Communities are cyclical but often lack continuity. They wax and wane with generations and political environments. They emerge from the coming together of common interests and they die, disband or implode for a variety of reasons. Just this weekend I was talking to an old timer in my neighborhood that seemed dismayed that we didn’t have a childcare coop. He talked fondly of the organization that existed during the time that he had young kids (1970’s). I’ve been thinking about starting a childcare coop, but it won’t occur in the very same way or for the same reasons that my friend started one. The initial impetus is similar, but the environment has shifted greatly. And the new founders will create a new system to meet the needs of today. And if it gets built, it will only last as long as it is useful before it too ends. I’ve been really focused on accepting the end of institutions. And I use nostalgia as a reminder to not reenact, but to use the past as a model to iterate a new version of the things we need to get by today.
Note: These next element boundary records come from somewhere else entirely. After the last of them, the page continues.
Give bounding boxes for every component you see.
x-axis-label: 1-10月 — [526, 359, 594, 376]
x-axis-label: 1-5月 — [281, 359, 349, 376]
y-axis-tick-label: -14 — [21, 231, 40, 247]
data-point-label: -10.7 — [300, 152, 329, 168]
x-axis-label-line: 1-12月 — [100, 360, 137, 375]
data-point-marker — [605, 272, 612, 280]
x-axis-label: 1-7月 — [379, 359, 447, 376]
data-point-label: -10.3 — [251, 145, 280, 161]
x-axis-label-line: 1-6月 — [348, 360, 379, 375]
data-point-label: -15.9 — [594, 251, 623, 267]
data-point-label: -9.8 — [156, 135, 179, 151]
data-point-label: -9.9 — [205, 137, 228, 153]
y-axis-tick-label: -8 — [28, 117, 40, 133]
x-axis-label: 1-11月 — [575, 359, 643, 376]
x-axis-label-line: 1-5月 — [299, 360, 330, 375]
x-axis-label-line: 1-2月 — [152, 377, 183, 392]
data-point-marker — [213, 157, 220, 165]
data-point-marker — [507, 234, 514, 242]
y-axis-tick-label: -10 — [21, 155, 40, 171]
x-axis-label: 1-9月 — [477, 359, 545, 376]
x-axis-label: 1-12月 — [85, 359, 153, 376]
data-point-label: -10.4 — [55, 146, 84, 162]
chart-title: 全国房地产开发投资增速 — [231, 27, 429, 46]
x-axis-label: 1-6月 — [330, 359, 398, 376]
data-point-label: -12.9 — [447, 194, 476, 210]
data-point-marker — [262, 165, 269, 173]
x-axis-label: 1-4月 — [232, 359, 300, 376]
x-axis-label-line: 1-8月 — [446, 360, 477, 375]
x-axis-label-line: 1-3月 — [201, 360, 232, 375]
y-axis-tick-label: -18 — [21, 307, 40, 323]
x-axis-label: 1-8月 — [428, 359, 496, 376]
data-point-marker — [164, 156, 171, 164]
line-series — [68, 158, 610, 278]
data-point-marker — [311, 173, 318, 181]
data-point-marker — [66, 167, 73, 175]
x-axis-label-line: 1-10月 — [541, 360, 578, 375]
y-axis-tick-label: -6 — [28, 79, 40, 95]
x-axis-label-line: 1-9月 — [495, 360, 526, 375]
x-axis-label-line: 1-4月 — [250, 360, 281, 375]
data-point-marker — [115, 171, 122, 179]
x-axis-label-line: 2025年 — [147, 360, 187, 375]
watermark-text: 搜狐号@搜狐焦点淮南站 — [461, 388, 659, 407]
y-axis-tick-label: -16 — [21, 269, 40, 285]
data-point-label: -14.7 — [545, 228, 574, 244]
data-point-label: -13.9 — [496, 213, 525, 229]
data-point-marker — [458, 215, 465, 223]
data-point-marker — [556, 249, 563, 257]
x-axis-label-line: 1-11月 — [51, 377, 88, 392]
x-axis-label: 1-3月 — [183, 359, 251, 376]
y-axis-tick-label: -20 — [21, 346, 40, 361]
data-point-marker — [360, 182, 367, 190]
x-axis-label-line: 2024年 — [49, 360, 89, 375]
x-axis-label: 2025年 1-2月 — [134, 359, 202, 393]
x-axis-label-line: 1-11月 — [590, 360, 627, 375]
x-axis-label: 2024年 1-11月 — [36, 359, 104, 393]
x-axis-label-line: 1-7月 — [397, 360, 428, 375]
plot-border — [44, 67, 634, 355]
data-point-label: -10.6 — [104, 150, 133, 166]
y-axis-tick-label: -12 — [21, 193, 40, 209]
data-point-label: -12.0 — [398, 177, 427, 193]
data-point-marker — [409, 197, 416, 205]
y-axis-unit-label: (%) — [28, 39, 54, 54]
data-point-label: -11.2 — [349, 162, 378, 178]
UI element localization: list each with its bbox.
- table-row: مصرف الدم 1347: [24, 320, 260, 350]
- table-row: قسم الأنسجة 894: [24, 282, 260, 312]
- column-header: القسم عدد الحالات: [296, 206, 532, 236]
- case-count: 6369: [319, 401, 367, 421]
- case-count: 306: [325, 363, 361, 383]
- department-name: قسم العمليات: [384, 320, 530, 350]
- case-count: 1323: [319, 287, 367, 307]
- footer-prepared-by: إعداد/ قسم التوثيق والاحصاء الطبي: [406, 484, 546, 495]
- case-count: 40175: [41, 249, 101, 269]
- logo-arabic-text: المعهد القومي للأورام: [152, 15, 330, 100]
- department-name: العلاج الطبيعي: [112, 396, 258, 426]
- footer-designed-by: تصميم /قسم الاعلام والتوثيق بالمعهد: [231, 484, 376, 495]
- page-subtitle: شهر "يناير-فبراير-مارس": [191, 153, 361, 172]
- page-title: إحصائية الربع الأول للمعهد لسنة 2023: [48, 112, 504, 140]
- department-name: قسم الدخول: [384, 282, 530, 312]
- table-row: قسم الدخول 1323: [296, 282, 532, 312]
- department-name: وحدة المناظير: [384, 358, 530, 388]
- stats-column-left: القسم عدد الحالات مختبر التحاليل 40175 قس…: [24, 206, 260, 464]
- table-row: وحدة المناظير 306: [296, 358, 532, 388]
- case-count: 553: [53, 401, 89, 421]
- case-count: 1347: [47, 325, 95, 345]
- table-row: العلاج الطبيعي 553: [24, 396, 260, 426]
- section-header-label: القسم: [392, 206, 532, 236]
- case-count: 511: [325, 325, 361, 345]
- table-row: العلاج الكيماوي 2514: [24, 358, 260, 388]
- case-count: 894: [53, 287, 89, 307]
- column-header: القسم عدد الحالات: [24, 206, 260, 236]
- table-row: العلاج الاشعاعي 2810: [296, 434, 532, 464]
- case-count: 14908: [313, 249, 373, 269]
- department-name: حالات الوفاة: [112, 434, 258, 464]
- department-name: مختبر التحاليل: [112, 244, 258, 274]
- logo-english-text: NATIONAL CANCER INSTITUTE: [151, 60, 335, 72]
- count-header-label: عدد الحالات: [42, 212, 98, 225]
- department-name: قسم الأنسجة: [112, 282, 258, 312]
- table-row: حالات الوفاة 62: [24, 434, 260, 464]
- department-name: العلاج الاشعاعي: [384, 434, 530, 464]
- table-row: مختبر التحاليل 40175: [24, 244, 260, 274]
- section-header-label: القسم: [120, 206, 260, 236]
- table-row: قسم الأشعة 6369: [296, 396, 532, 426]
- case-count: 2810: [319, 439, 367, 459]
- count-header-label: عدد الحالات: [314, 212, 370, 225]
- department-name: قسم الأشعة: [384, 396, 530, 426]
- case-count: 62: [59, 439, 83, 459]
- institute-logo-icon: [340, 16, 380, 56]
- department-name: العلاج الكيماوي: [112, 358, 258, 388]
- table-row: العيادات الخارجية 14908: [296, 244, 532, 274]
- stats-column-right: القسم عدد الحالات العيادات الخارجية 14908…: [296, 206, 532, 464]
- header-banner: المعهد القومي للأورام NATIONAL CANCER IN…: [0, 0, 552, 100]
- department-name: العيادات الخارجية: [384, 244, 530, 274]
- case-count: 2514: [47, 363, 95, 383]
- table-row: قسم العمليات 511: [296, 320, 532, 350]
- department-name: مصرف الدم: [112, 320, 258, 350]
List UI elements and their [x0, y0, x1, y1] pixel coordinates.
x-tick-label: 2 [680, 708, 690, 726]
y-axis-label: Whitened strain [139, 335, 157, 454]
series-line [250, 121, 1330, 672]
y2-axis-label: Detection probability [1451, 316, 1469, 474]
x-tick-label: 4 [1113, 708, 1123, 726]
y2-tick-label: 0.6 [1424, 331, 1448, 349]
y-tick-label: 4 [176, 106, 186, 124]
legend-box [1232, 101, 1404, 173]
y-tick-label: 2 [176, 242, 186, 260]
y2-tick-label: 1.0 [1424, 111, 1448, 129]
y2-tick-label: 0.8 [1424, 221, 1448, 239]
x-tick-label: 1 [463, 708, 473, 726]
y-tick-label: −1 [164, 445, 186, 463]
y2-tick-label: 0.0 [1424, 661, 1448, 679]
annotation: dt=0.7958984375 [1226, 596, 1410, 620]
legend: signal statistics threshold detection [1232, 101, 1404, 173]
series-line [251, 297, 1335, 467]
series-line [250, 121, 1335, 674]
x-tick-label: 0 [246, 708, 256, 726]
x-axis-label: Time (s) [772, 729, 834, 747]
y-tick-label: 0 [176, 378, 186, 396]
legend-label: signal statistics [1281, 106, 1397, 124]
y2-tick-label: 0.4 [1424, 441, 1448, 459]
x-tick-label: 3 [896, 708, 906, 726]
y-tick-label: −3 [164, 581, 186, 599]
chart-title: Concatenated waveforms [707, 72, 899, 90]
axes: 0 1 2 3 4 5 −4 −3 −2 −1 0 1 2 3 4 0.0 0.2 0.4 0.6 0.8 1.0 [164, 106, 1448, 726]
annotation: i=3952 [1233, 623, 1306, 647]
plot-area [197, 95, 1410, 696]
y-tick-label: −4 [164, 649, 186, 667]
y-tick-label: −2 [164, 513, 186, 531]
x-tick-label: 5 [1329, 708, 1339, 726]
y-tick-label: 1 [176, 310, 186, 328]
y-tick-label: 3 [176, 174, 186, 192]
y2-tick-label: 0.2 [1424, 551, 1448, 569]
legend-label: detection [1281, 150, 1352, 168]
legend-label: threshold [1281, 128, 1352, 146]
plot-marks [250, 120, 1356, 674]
As I am reading the Orion piece, I am brought back to my own reason to retract– or move, at least. Leaving my job was an attempt to get closer to my hand, to my labor. As an artist, I have mourned my move away from the physical making of “things” though never enough to go back to it diligently. And in my master’s thesis I wrote about the use of the hand, and particularly about the mythology of women’s hands in the production of hand-crafts. But I see my leaving my job as a return to my hands and the reasoning is demonstrated so well in this Orion article:
“Mowing with a scythe shuts down the jabbering brain for a little while, or at least the rational part of it, leaving only the primitive part, the intuitive reptile consciousness, working fully. Using a scythe properly is a meditation: your body in tune with the tool, your tool in tune with the land. You concentrate without thinking, you follow the lay of the ground with the face of your blade, you are aware of the keenness of its edge, you can hear the birds, see things moving through the grass ahead of you. Everything is connected to everything else, and if it isn’t, it doesn’t work. Your blade tip jams into the ground, you blunt the edge on a molehill you didn’t notice, you pull a muscle in your back, you slice your finger as you’re honing. Focus—relaxed focus—is the key to mowing well.”
I want to live in this life. I want to feed my family, at least in part, from the food we grow. I want the tangibility to be palpable because for so many years there has been a void between myself in my work.